Stock Market Dip
The negative USD outlook is likely to sustain gold and silver gains. Rawpixel

For over 12 months, the US dollar has experienced a significant decline, falling 10% in 2025 — its worst performance since 2017. A combination of factors has contributed to this downturn, including shifting geopolitics, Donald Trump's policies, Washington's pursuit of a lower exchange rate, and concerns over the US Federal Reserve's independence. Collectively, these elements have played a role in the dollar's sharp fall.

Yesterday, the Dollar Index — which measures the US currency against six major trading partners (excluding China) — dropped further by nearly 1.3%, marking its largest decline since April 2025. The index also reached its lowest level since February 2022, following Trump's remarks on the declining dollar.

During a visit to Iowa to highlight his economic achievements, Trump was asked whether he believed the dollar's current value was acceptable and if its decline over the past year was too severe. His response was unequivocal: 'The value of the dollar is great.' He added, 'I think it's great,' referring to the weaker dollar. 'Look at the business we're doing. No, the dollar is doing great. It's very interesting — if you look at China or Japan, I used to fight like hell with them because they always wanted to devalue their yen... you know that, the yen and yuan, and they'd always want to devalue it. They devalue, devalue, devalue. And I said, "Not fair." They devalue because it's hard to compete when they devalue.'

Trump also stated he was not concerned about the recent decline in the dollar, suggesting he prefers the greenback to 'seek its own level.' His comments imply a willingness to tolerate a weaker dollar to facilitate lower interest rates and boost US exports.

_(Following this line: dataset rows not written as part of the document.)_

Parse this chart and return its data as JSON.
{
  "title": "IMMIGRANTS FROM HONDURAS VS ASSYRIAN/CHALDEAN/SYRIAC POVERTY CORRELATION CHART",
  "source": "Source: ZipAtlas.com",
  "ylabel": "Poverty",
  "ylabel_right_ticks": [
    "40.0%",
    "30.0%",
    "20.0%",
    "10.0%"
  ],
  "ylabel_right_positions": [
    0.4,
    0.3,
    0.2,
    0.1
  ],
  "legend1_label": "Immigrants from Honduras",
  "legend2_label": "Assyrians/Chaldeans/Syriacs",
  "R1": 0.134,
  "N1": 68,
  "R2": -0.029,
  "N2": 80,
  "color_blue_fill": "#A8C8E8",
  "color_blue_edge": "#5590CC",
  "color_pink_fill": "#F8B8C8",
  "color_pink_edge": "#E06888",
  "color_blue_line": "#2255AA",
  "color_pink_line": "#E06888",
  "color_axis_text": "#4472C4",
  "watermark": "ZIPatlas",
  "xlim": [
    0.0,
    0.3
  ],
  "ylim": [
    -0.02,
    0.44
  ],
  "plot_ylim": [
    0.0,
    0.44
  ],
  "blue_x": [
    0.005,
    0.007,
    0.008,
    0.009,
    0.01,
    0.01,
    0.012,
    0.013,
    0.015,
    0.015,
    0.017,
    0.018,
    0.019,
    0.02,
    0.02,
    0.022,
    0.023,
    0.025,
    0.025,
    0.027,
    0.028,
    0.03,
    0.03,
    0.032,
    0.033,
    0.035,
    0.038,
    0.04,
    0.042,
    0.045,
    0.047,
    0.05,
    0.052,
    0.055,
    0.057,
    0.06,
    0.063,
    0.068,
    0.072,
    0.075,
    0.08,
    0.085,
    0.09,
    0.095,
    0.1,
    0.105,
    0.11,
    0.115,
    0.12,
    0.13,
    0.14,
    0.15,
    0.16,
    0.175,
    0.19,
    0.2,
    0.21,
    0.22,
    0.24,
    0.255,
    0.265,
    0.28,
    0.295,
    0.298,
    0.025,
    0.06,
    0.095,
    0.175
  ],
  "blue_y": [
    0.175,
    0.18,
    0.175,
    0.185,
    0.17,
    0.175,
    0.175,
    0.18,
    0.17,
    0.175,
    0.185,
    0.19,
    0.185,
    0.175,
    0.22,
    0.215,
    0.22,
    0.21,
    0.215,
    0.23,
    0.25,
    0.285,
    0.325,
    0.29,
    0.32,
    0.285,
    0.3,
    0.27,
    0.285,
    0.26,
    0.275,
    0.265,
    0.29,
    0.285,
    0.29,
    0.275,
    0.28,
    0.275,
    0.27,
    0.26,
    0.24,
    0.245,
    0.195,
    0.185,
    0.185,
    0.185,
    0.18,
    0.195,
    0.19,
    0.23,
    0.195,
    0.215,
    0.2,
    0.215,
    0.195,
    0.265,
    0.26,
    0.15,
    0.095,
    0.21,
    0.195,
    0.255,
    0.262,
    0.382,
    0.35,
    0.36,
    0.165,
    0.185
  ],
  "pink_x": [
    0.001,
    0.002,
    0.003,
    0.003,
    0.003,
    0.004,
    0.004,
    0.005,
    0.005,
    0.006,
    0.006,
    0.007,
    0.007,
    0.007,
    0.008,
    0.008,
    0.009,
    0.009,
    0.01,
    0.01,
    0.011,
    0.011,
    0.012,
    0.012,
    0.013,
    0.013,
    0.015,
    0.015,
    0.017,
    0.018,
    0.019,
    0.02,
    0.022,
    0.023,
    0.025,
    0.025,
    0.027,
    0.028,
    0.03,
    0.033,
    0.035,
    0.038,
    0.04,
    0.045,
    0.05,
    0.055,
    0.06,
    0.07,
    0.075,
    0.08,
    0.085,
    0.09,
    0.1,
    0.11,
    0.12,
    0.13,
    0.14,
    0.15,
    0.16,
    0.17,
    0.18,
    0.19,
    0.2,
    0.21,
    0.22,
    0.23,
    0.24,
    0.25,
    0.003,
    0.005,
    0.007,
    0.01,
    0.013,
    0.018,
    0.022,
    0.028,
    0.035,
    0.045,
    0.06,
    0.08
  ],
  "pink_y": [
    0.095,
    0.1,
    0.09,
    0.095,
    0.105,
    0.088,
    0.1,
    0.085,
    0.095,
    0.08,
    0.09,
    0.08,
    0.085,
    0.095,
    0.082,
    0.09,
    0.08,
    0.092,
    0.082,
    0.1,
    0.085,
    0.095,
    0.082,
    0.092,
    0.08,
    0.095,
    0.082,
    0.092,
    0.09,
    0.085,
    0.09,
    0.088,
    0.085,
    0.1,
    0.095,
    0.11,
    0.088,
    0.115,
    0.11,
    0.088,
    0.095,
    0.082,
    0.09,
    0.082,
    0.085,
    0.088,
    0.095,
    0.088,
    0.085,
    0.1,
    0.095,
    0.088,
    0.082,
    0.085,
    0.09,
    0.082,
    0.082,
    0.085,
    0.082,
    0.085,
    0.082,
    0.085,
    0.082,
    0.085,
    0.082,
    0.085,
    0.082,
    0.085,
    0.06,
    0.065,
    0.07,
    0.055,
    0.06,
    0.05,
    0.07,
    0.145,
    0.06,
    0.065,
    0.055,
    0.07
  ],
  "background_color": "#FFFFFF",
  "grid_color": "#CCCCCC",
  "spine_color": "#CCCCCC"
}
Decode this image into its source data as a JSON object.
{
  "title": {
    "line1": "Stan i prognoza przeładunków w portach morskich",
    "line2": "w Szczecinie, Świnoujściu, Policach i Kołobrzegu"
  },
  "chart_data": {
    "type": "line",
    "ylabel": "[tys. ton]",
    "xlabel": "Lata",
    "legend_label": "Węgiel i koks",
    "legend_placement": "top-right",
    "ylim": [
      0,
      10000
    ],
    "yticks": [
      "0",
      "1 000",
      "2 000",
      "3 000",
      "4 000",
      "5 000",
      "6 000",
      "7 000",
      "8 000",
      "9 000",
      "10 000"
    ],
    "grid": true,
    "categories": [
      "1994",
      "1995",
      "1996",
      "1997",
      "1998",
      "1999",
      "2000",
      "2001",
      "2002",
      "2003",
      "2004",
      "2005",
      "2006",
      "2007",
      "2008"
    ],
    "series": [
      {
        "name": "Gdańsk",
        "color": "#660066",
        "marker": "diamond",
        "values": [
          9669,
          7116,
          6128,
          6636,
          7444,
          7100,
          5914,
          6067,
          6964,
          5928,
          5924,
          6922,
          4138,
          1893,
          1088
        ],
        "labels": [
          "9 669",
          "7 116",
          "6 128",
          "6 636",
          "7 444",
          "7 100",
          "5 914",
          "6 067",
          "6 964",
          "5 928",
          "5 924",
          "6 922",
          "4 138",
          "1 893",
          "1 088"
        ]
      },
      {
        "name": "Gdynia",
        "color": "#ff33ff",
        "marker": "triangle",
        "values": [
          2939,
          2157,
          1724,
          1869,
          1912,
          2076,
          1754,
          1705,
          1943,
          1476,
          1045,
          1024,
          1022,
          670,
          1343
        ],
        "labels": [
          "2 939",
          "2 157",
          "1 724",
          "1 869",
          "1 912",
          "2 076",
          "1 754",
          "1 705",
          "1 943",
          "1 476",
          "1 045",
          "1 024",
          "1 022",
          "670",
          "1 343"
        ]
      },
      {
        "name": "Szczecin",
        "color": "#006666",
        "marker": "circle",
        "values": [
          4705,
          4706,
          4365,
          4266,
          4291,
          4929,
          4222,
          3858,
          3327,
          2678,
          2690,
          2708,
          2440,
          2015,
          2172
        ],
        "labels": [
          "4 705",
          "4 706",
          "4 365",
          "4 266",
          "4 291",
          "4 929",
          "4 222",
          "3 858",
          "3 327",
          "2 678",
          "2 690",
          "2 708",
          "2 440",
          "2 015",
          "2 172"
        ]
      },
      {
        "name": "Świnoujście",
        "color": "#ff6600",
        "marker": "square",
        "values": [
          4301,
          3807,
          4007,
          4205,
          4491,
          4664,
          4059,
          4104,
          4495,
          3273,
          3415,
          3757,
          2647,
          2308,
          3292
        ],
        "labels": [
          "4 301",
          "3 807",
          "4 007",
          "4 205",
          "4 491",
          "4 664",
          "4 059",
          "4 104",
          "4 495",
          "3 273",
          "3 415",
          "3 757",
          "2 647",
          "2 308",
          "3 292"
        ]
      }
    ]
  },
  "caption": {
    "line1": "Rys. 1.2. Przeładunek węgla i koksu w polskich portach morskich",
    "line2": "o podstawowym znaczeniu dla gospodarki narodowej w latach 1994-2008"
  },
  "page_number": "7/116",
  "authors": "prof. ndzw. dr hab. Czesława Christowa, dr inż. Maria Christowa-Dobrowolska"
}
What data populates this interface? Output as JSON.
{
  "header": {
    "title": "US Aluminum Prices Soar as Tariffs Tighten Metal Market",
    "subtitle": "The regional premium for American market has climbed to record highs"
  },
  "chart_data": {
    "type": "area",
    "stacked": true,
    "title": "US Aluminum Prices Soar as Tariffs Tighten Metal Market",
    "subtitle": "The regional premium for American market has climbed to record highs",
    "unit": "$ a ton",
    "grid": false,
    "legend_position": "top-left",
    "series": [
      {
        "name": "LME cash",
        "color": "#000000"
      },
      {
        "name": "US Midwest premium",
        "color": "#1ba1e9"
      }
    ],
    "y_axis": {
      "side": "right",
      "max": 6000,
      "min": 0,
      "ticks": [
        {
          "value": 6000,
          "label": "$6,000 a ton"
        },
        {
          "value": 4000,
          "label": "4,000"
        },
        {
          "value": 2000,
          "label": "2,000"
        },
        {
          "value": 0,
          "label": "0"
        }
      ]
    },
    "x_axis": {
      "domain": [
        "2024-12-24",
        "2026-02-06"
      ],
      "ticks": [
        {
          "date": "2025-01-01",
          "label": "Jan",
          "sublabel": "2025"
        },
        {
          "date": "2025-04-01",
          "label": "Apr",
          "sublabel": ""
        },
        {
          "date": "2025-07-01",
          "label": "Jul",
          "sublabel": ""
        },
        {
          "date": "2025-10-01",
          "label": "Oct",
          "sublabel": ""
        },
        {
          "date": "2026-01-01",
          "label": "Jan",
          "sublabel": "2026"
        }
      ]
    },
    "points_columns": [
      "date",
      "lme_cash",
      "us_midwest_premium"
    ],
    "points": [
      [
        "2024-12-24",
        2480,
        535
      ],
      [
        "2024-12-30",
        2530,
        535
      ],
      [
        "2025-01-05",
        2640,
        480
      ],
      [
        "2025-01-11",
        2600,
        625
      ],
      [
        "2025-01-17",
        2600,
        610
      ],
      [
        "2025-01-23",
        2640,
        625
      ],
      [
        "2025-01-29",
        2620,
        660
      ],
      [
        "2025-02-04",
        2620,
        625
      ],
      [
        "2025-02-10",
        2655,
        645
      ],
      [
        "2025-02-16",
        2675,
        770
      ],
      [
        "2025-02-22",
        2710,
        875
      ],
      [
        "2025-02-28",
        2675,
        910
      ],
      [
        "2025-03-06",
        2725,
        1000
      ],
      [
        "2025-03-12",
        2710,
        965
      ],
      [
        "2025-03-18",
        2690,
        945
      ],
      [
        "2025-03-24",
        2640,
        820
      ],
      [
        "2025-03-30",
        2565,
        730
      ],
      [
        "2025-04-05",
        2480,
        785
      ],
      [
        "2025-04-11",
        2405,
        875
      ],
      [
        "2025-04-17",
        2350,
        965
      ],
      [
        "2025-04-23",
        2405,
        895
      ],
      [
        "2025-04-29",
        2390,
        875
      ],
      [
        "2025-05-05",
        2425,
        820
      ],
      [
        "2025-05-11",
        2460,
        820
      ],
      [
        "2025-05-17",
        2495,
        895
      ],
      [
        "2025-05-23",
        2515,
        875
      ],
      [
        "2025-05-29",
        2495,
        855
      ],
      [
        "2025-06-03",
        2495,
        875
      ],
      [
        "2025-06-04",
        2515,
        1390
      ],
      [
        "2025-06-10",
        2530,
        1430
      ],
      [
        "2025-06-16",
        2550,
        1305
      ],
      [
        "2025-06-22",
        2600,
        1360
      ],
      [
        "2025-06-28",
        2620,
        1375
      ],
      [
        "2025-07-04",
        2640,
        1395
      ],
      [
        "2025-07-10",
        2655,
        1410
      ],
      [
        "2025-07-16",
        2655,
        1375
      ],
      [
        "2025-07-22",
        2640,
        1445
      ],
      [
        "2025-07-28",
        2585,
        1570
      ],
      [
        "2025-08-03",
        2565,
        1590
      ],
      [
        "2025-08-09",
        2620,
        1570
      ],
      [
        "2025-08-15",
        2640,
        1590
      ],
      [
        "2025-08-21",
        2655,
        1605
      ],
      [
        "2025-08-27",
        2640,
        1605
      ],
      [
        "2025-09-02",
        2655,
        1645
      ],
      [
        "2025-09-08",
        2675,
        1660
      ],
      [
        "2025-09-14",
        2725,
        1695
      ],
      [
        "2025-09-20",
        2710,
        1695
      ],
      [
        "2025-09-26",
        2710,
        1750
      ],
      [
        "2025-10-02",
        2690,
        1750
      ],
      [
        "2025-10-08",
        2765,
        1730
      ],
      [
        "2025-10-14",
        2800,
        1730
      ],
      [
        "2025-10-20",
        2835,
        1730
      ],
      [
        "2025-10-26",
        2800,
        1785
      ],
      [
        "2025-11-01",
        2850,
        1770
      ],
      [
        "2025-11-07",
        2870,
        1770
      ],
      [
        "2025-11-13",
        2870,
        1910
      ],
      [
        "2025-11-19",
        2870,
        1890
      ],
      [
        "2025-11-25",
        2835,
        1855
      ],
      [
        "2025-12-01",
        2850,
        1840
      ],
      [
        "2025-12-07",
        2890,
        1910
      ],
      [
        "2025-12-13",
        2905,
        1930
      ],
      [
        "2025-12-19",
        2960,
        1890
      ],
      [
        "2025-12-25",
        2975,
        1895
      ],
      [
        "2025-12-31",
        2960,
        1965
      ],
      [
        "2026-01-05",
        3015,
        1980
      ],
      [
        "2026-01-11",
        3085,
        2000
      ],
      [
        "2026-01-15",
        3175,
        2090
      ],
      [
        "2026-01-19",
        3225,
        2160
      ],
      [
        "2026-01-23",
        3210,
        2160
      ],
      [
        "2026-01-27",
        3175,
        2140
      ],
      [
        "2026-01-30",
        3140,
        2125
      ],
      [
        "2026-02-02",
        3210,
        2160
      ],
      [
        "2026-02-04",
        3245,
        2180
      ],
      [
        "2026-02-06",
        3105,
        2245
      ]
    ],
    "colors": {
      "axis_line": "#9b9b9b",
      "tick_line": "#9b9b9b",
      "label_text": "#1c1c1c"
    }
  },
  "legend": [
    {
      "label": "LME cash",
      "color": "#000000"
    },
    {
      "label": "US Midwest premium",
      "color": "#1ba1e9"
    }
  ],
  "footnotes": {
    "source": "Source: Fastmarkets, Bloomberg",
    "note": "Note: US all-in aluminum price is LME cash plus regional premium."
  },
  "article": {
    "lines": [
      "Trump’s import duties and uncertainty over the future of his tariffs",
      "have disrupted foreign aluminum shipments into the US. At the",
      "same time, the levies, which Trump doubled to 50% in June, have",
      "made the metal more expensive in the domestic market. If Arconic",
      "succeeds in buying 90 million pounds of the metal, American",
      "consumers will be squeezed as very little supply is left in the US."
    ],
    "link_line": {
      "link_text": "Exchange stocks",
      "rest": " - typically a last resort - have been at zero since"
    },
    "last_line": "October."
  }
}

Gold Prices Surge to a New Record

With recent developments around Greenland and Trump's hints that the US might act to influence the dollar — potentially through dollar selling to help Japan strengthen its yen — investors are increasingly turning to hedging assets, notably gold, which continues to rally without signs of slowing. The dollar's free fall has driven gold prices to a new high of over $5,200 (£3,761) per ounce.

This negative sentiment towards the dollar is reshaping demand for USD-denominated precious metals. The latest decline demonstrates how a weakening currency can lead to higher nominal prices for gold and silver, especially as investors become more wary of the dollar's stability.

It is important to note that a weaker dollar makes USD-priced precious metals more affordable for buyers holding other currencies, thereby increasing global demand. However, current rallies in gold and silver are primarily driven by currency dynamics rather than fundamental changes within the metals markets. If the dollar remains under pressure, these precious metals could stay supported near current highs, as global purchasing power improves.

In a recent research note, BMO Capital Markets highlighted that 'last week saw a huge sell-off of Japanese bonds with accompanying dramatic swings in the yen, further raising concerns about traditional safe haven assets.' The analysts revised their model to reflect a scenario where investors continue to add gold at a similar or faster rate amid an eroding USD, projecting a gold price of $6,350 (£4,593) per ounce by Q4 2026 and reaching $8,650 (£6,257) per ounce by Q4 2027.

For silver, the brokerage expects prices to reach $160 (£115.74) per ounce by Q4 of this year and $220 (£159.15) by Q4 2027.

Disclaimer: Our digital media content is for informational purposes only and does not constitute investment advice. Please conduct your own analysis or seek professional advice before investing. Remember, investments are subject to market risks, and past performance does not guarantee future returns.